Tiny hairy metals threaten technology, but science holds the solution

tin projections

The formation of minute whiskers on many of the metals widely used in electronics has plagued the industry for decades. The hair-like protrusions formed by these whiskers pose a serious problem for long-term use, virtually compromising the life-span of many essential and expensive technologies. Over time, the whiskers allow for current leakage and subsequent short-circuits, often resulting in irreparable damage. In the past 60 years, this damage has amounted to billions of dollars wasted in the auto, aviation, and space industries.

Don’t fret, a professor at the University of Toledo, Ohio, has finally provided a theory to detail the formation of these problematic protrusions as well as a seemingly simplistic solution.

Victor Karpov recently described his theory in Physical Review Applied, outlining local electric fields as the culprit behind the whisker formation.

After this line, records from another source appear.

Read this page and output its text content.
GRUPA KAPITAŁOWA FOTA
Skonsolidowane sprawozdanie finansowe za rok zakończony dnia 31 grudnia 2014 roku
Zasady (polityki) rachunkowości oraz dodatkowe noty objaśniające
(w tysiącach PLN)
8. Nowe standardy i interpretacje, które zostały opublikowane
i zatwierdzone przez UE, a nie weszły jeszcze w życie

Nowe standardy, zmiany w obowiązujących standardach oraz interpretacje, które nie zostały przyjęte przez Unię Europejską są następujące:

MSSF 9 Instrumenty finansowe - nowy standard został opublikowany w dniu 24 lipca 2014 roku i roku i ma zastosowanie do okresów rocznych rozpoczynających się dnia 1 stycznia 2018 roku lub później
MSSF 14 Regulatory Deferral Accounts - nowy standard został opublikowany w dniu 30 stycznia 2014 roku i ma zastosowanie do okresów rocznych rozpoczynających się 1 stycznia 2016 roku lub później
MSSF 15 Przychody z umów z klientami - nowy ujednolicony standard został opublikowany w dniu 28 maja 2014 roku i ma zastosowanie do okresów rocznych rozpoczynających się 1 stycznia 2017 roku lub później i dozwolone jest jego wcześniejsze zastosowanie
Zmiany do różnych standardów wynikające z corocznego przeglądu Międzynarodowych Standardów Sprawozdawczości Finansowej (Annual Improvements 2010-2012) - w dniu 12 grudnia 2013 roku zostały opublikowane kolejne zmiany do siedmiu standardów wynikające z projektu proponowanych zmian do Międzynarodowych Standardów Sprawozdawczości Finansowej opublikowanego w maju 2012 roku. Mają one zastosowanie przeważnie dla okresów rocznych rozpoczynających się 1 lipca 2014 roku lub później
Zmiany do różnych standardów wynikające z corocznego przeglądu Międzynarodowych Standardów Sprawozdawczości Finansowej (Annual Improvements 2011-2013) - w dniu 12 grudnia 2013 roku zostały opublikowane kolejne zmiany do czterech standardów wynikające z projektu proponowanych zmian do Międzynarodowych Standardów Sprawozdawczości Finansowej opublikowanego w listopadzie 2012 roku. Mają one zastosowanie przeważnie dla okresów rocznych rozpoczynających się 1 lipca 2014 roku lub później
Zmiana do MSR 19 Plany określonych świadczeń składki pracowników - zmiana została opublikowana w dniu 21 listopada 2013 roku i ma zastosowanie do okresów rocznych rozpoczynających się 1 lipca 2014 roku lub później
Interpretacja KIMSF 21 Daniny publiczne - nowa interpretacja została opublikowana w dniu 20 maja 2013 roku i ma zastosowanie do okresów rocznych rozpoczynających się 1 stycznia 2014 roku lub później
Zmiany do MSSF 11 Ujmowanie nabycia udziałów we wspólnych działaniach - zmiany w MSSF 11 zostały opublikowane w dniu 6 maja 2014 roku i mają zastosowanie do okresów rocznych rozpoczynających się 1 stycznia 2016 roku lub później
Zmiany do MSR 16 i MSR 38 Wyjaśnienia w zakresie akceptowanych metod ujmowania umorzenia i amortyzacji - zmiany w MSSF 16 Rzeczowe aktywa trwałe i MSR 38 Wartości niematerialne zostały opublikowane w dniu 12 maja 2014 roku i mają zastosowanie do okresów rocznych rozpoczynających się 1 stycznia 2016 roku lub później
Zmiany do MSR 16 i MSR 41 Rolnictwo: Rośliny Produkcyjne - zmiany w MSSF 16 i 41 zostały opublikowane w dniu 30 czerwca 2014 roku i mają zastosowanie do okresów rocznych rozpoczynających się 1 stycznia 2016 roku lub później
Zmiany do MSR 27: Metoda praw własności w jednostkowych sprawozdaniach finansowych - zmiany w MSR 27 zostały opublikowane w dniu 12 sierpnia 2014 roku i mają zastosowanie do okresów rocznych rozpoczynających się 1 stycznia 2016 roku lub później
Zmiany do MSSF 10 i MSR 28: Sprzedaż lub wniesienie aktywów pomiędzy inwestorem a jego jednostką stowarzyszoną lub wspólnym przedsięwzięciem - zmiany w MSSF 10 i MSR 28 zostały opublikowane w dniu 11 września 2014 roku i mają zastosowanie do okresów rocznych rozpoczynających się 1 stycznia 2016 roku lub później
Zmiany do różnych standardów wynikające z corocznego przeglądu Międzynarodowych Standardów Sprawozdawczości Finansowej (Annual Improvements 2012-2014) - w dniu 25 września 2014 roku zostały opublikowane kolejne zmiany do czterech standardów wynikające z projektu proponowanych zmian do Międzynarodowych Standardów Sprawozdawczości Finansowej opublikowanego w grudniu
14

The localised electric fields originate from subtle imperfections on the metal. When this occurs, there are lots of similar electric charges occupying the same space. Since like charges repel, they apply an outward pressure onto the metal, often resulting in whisker formation.

Luckily, there is a very straightforward, cost effective, solution. Karpov has proposed treating the metal surfaces with electrolytes. The electrolytes contain free-moving ions with the capacity to neutralize the like charges on the metal surface. Subsequently the outward pressure will be removed, and the whisker threat ousted.